弁護士のセカンドオピニオン

2016年06月21日

 セカンドオピニオン最近,事務所の相談の中で,既に別の弁護士に依頼されている事件についてセカンドオピニオンを求められることが増えています。既に,医療現場においては患者様がセカンドオピニオンを求めることが定着しつつあるようですが,弁護士に事件処理を依頼している依頼者様としても,他の弁護士の意見を聞いてみたいと感じることも当然のことと思います。

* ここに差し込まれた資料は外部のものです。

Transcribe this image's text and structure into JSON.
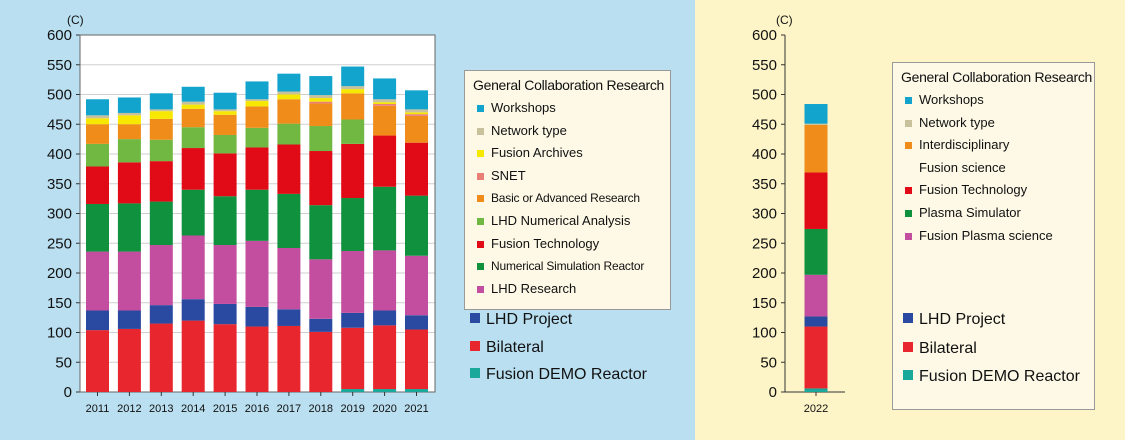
{
  "chart_data": [
    {
      "type": "bar",
      "stacked": true,
      "unit_label": "(C)",
      "ylim": [
        0,
        600
      ],
      "yticks": [
        0,
        50,
        100,
        150,
        200,
        250,
        300,
        350,
        400,
        450,
        500,
        550,
        600
      ],
      "grid": true,
      "categories": [
        "2011",
        "2012",
        "2013",
        "2014",
        "2015",
        "2016",
        "2017",
        "2018",
        "2019",
        "2020",
        "2021"
      ],
      "legend_title": "General Collaboration Research",
      "series": [
        {
          "name": "Fusion DEMO Reactor",
          "color": "#1aa89a",
          "values": [
            0,
            0,
            0,
            0,
            0,
            0,
            0,
            0,
            5,
            5,
            5
          ]
        },
        {
          "name": "Bilateral",
          "color": "#e8262d",
          "values": [
            104,
            106,
            115,
            120,
            114,
            110,
            111,
            101,
            103,
            107,
            100
          ]
        },
        {
          "name": "LHD Project",
          "color": "#2a4aa1",
          "values": [
            33,
            31,
            31,
            36,
            34,
            33,
            28,
            22,
            25,
            25,
            24
          ]
        },
        {
          "name": "LHD Research",
          "color": "#c34d9e",
          "values": [
            99,
            99,
            101,
            107,
            99,
            111,
            103,
            100,
            104,
            101,
            100
          ]
        },
        {
          "name": "Numerical Simulation Reactor",
          "color": "#0f913e",
          "values": [
            80,
            81,
            73,
            77,
            82,
            86,
            91,
            91,
            89,
            107,
            101
          ]
        },
        {
          "name": "Fusion Technology",
          "color": "#e10a17",
          "values": [
            63,
            69,
            68,
            70,
            72,
            71,
            83,
            91,
            91,
            86,
            89
          ]
        },
        {
          "name": "LHD Numerical Analysis",
          "color": "#71b843",
          "values": [
            38,
            39,
            36,
            35,
            31,
            33,
            35,
            42,
            41,
            0,
            0
          ]
        },
        {
          "name": "Basic or Advanced Research",
          "color": "#f08c1a",
          "values": [
            33,
            25,
            35,
            31,
            34,
            36,
            41,
            38,
            44,
            50,
            45
          ]
        },
        {
          "name": "SNET",
          "color": "#ea7f78",
          "values": [
            0,
            0,
            0,
            0,
            0,
            0,
            0,
            3,
            0,
            3,
            3
          ]
        },
        {
          "name": "Fusion Archives",
          "color": "#f6e800",
          "values": [
            10,
            15,
            13,
            7,
            6,
            9,
            8,
            6,
            7,
            3,
            3
          ]
        },
        {
          "name": "Network type",
          "color": "#c8c19b",
          "values": [
            5,
            4,
            3,
            5,
            3,
            3,
            5,
            5,
            5,
            5,
            5
          ]
        },
        {
          "name": "Workshops",
          "color": "#12a4cc",
          "values": [
            27,
            26,
            27,
            25,
            28,
            30,
            30,
            32,
            33,
            35,
            32
          ]
        }
      ],
      "legend_inner": [
        "Workshops",
        "Network type",
        "Fusion Archives",
        "SNET",
        "Basic or Advanced Research",
        "LHD Numerical Analysis",
        "Fusion Technology",
        "Numerical Simulation Reactor",
        "LHD Research"
      ],
      "legend_outer": [
        "LHD Project",
        "Bilateral",
        "Fusion DEMO Reactor"
      ]
    },
    {
      "type": "bar",
      "stacked": true,
      "unit_label": "(C)",
      "ylim": [
        0,
        600
      ],
      "yticks": [
        0,
        50,
        100,
        150,
        200,
        250,
        300,
        350,
        400,
        450,
        500,
        550,
        600
      ],
      "grid": false,
      "categories": [
        "2022"
      ],
      "legend_title": "General Collaboration Research",
      "series": [
        {
          "name": "Fusion DEMO Reactor",
          "color": "#1aa89a",
          "values": [
            6
          ]
        },
        {
          "name": "Bilateral",
          "color": "#e8262d",
          "values": [
            104
          ]
        },
        {
          "name": "LHD Project",
          "color": "#2a4aa1",
          "values": [
            17
          ]
        },
        {
          "name": "Fusion Plasma science",
          "color": "#c34d9e",
          "values": [
            70
          ]
        },
        {
          "name": "Plasma Simulator",
          "color": "#0f913e",
          "values": [
            77
          ]
        },
        {
          "name": "Fusion Technology",
          "color": "#e10a17",
          "values": [
            95
          ]
        },
        {
          "name": "Interdisciplinary Fusion science",
          "color": "#f08c1a",
          "values": [
            80
          ]
        },
        {
          "name": "Network type",
          "color": "#c8c19b",
          "values": [
            2
          ]
        },
        {
          "name": "Workshops",
          "color": "#12a4cc",
          "values": [
            33
          ]
        }
      ],
      "legend_inner": [
        "Workshops",
        "Network type",
        "Interdisciplinary Fusion science",
        "Fusion Technology",
        "Plasma Simulator",
        "Fusion Plasma science"
      ],
      "legend_outer": [
        "LHD Project",
        "Bilateral",
        "Fusion DEMO Reactor"
      ]
    }
  ],
  "legend_left": {
    "title": "General Collaboration Research",
    "items": [
      {
        "label": "Workshops",
        "color": "#12a4cc"
      },
      {
        "label": "Network type",
        "color": "#c8c19b"
      },
      {
        "label": "Fusion Archives",
        "color": "#f6e800"
      },
      {
        "label": "SNET",
        "color": "#ea7f78"
      },
      {
        "label": "Basic or Advanced Research",
        "color": "#f08c1a"
      },
      {
        "label": "LHD Numerical Analysis",
        "color": "#71b843"
      },
      {
        "label": "Fusion Technology",
        "color": "#e10a17"
      },
      {
        "label": "Numerical Simulation Reactor",
        "color": "#0f913e"
      },
      {
        "label": "LHD Research",
        "color": "#c34d9e"
      }
    ],
    "outer": [
      {
        "label": "LHD Project",
        "color": "#2a4aa1"
      },
      {
        "label": "Bilateral",
        "color": "#e8262d"
      },
      {
        "label": "Fusion DEMO Reactor",
        "color": "#1aa89a"
      }
    ]
  },
  "legend_right": {
    "title": "General Collaboration Research",
    "items": [
      {
        "label": "Workshops",
        "color": "#12a4cc"
      },
      {
        "label": "Network type",
        "color": "#c8c19b"
      },
      {
        "label": "Interdisciplinary",
        "color": "#f08c1a"
      },
      {
        "label": "Fusion science",
        "color": ""
      },
      {
        "label": "Fusion Technology",
        "color": "#e10a17"
      },
      {
        "label": "Plasma Simulator",
        "color": "#0f913e"
      },
      {
        "label": "Fusion Plasma science",
        "color": "#c34d9e"
      }
    ],
    "outer": [
      {
        "label": "LHD Project",
        "color": "#2a4aa1"
      },
      {
        "label": "Bilateral",
        "color": "#e8262d"
      },
      {
        "label": "Fusion DEMO Reactor",
        "color": "#1aa89a"
      }
    ]
  }
}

 私は,そのような相談を受ける際,自分の考えを正直に相談者様へお伝えすることを心がけています。既に受任している弁護士へ気を使い,その弁護士の活動に疑問を感じたとしても相談者様にその旨伝えないということでは,弁護士全体に対する社会の信頼を損なうことにもなりかねません。

 また,実際にセカンドオピニオンを求められた相談者様から事件を受任することもありますが,依頼者様としては前任の弁護士を解任する手続きの事を考えると二の足を踏んでしまわれるようです。しかし,そのような場合には,事件を新たに受任する予定の弁護士から前任の弁護士に連絡し,資料一式を引き継ぐことも可能です。

 弁護士に事件を依頼するという人生の重大な局面において,複数の弁護士の意見を聞いてみるということはとても重要な事だと思いますので,他の弁護士の意見も聞いてみたいとお考えの方には,是非セカンドオピニオンを求められることをお勧めいたします。